10 thoughts on “Information and Access: An American Civil Right Denied

  1. Pingback: Susan Perry, RIP: How Lucky We Were to Have You | Light of Day Stories

  2. Thank for the shout-out, Maureen, and for all you do to bring attention to this issue. I am fighting advanced melanoma now, a disease I first encountered under a toenail, of all places, 16 years ago. I have since learned that this disease indeed does run in my original family. Would doctors have been more vigilant 16 years ago, instead of assuming this toenail growth was a skin tag? I think so. And besides the medical aspect, what gives anyone the right to withhold my own personal history from me when I become an adult? As Maureen writes, this issue is indeed absurd, and we need many more people to challenge the adoption facilitators and legislators who continue to oppose adult adoptee access bills.

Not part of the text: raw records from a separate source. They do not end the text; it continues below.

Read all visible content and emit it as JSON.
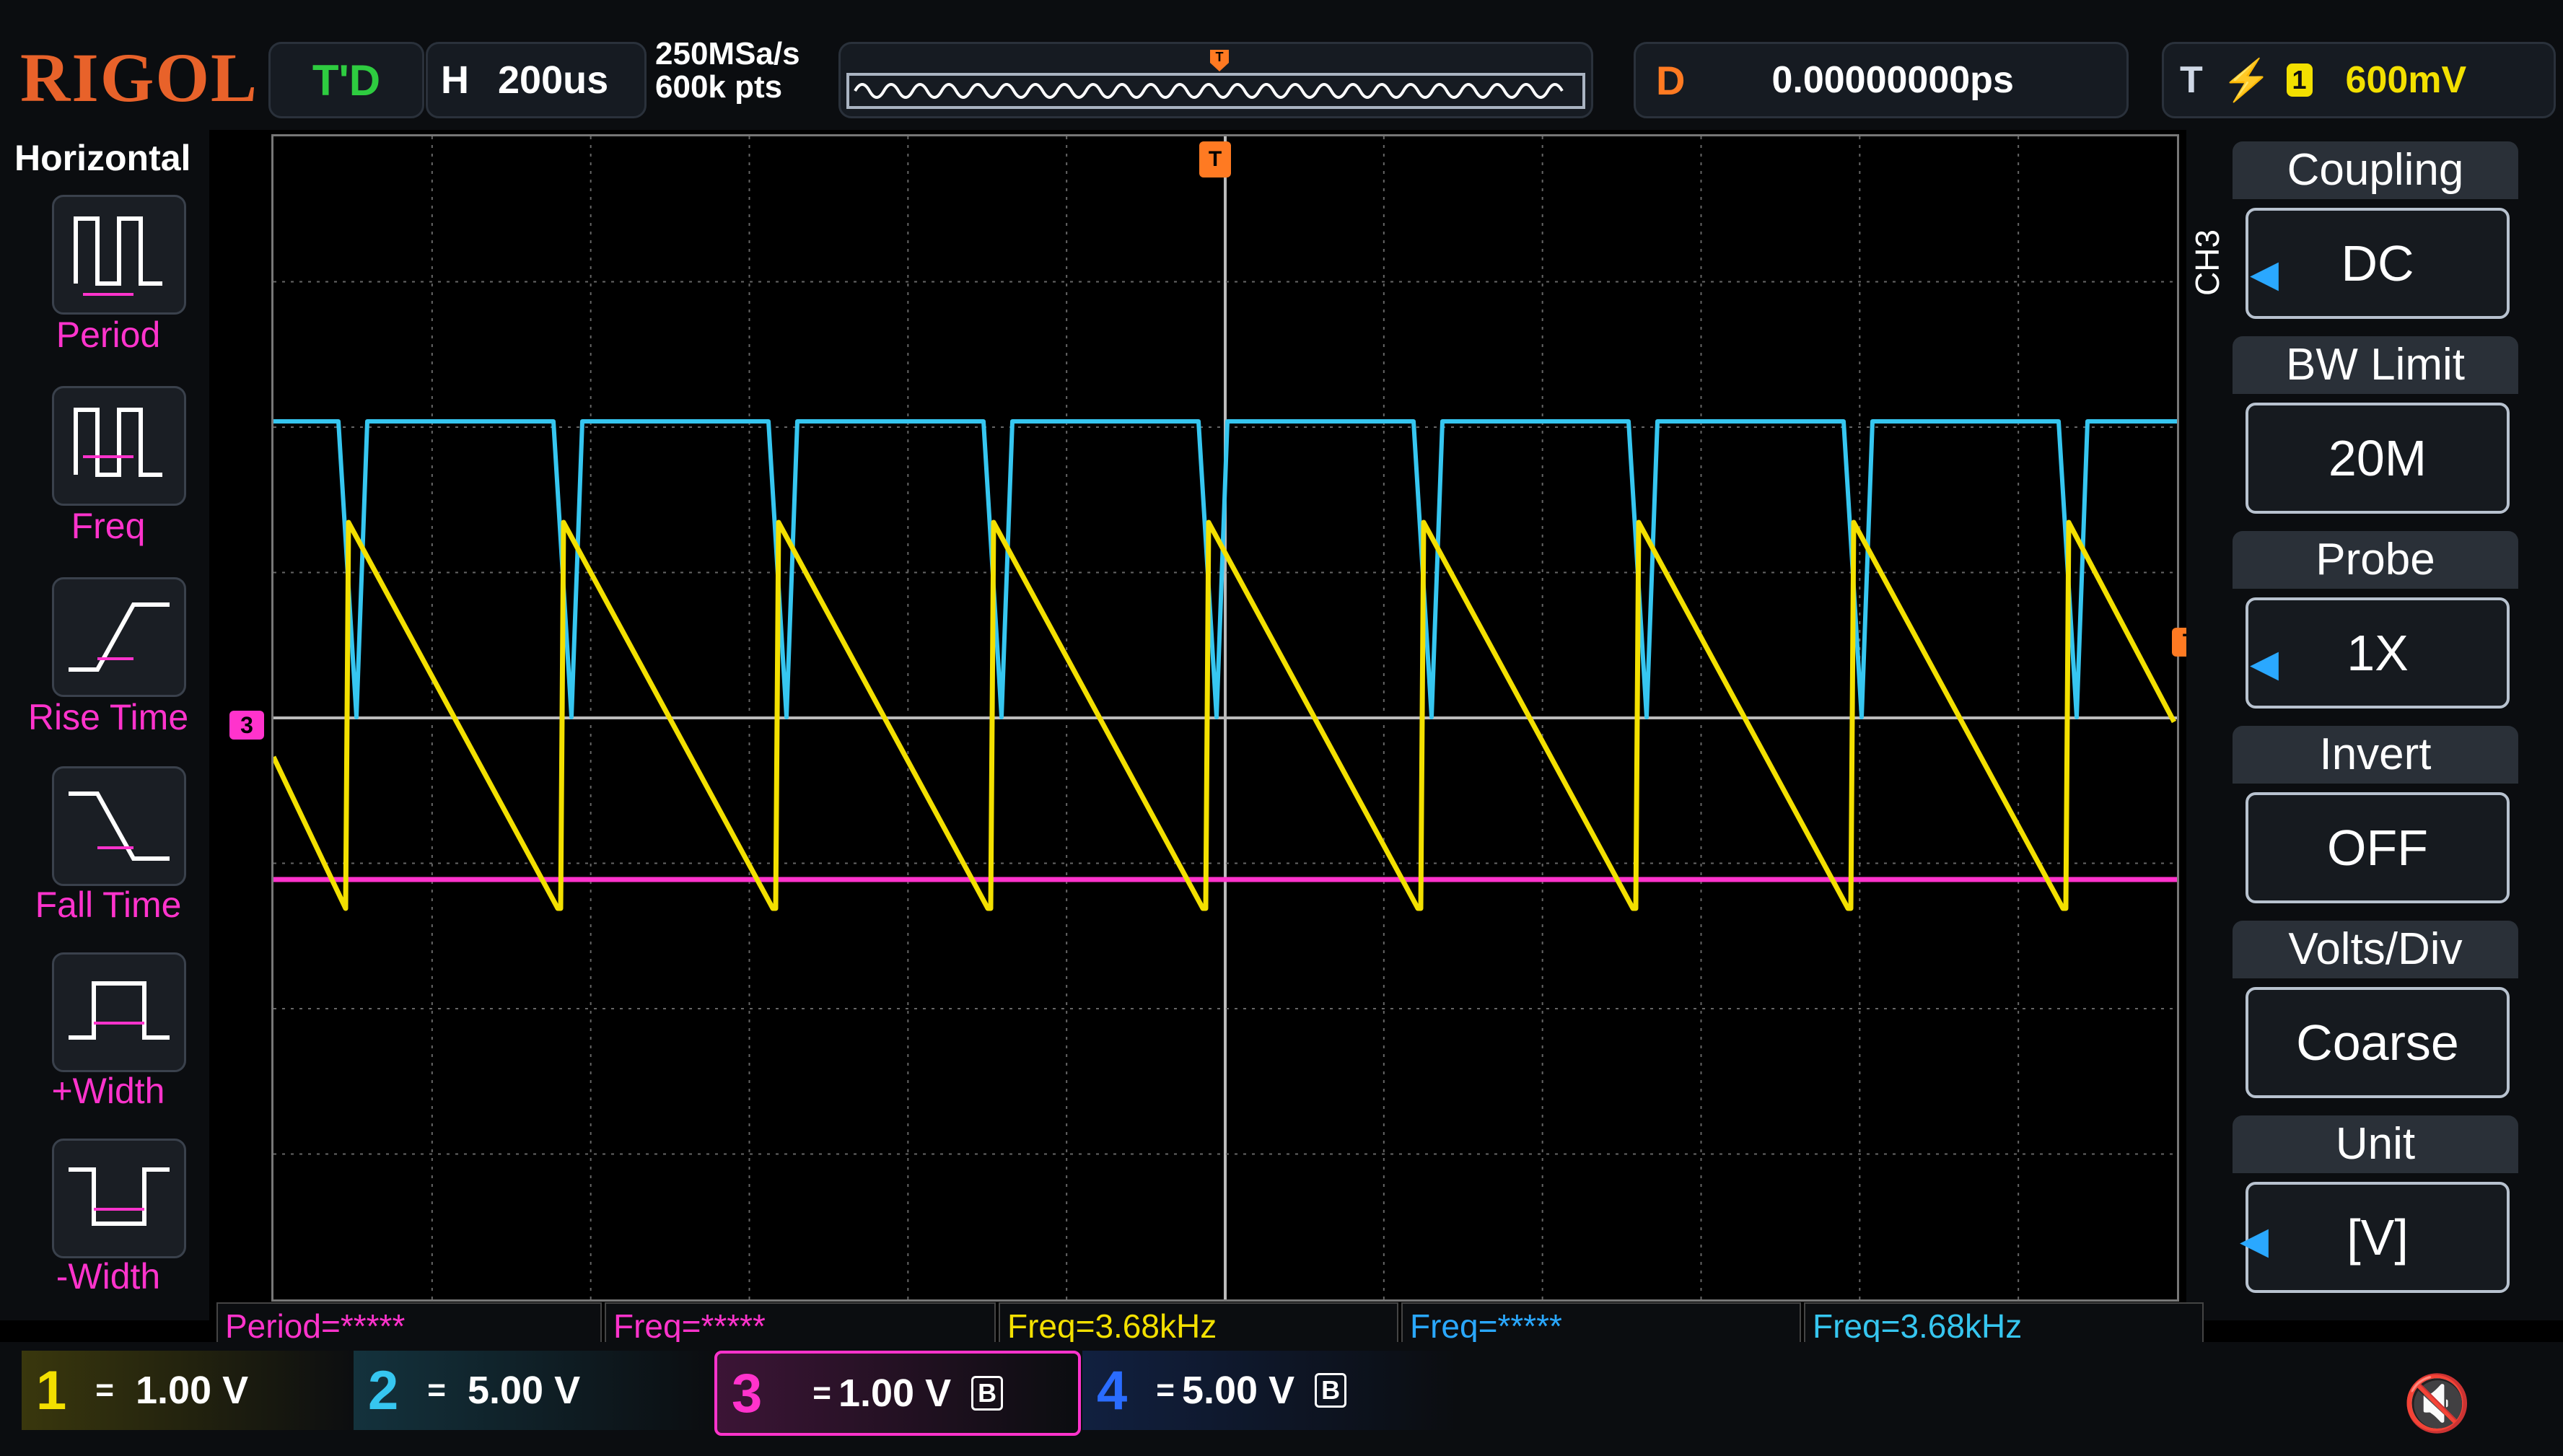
{
  "brand": "RIGOL",
  "top": {
    "run_state": "T'D",
    "timebase_label": "H",
    "timebase": "200us",
    "sample_rate": "250MSa/s",
    "memory_depth": "600k pts",
    "delay_label": "D",
    "delay": "0.00000000ps",
    "trigger_label": "T",
    "trigger_source": "1",
    "trigger_level": "600mV"
  },
  "left_menu": {
    "title": "Horizontal",
    "items": [
      {
        "label": "Period",
        "icon": "period-icon"
      },
      {
        "label": "Freq",
        "icon": "frequency-icon"
      },
      {
        "label": "Rise Time",
        "icon": "rise-time-icon"
      },
      {
        "label": "Fall Time",
        "icon": "fall-time-icon"
      },
      {
        "label": "+Width",
        "icon": "positive-width-icon"
      },
      {
        "label": "-Width",
        "icon": "negative-width-icon"
      }
    ]
  },
  "right_menu": {
    "channel_tag": "CH3",
    "items": [
      {
        "header": "Coupling",
        "value": "DC"
      },
      {
        "header": "BW Limit",
        "value": "20M"
      },
      {
        "header": "Probe",
        "value": "1X"
      },
      {
        "header": "Invert",
        "value": "OFF"
      },
      {
        "header": "Volts/Div",
        "value": "Coarse"
      },
      {
        "header": "Unit",
        "value": "[V]"
      }
    ]
  },
  "measurements": [
    {
      "text": "Period=*****",
      "color": "#ff33cc"
    },
    {
      "text": "Freq=*****",
      "color": "#ff33cc"
    },
    {
      "text": "Freq=3.68kHz",
      "color": "#f3e000"
    },
    {
      "text": "Freq=*****",
      "color": "#2aa8ff"
    },
    {
      "text": "Freq=3.68kHz",
      "color": "#36c6f0"
    }
  ],
  "channels": [
    {
      "num": "1",
      "coupling": "=",
      "scale": "1.00 V",
      "color": "#f3e000"
    },
    {
      "num": "2",
      "coupling": "=",
      "scale": "5.00 V",
      "color": "#36c6f0"
    },
    {
      "num": "3",
      "coupling": "=",
      "scale": "1.00 V",
      "color": "#ff33cc",
      "bw": "B"
    },
    {
      "num": "4",
      "coupling": "=",
      "scale": "5.00 V",
      "color": "#2a6cff",
      "bw": "B"
    }
  ],
  "markers": {
    "trigger_pos": "T",
    "ch3_marker": "3",
    "trigger_level_marker": "T"
  }
}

    • Susan, I am keeping you and your family in my thoughts and prayers. I, along with many others, send you strong wishes for healing and comfort. I will continue to speak out about this issue of access to one’s own identity. I admire so much your strength, compassion, and amazing good heart, Susan. We grandmothers have to stick together. With you on the journey.

  3. I agree with this, too.
    I have always been horrified at the practice of keeping essential info about health records being withheld from adoptees. It flies in the face of reason, & endangers not only them, but their children as well.
    Thank you for reminding us once again about this very important issue.

  4. I agree 100%! What can I do to help?

    I’m neither adopted nor an adoptee but agree this is a civil rights issue — and my heart breaks for a friend (who happens to be adopted) whose health is negatively impacted by the lack of access. He’s of what appears to be mixed race, he doesn’t know and is LEGALLY BANNED from his OBC and has been diagnosed with a form of leukemia in which a bonemarrow transplant would be very likely to save his life. Minority donors are underrepresented in registries and odds of finding a may go way up if one looks within their ethnic group(s). Catch 22 that may well kill a wonderful, smart 33 yr old father simply for being adopted!

  5. I agree completely! There are many things that my husband would like his adopted out daughter to know. Like the fact that glaucoma and diabetes run in his family. Along with dyslexia and colorblindness. Some members of his family have had heart disease, early heart attacks and more. Also, alcoholism runs in the family. His daughter could make health and lifestyle choices based on info she could get from him.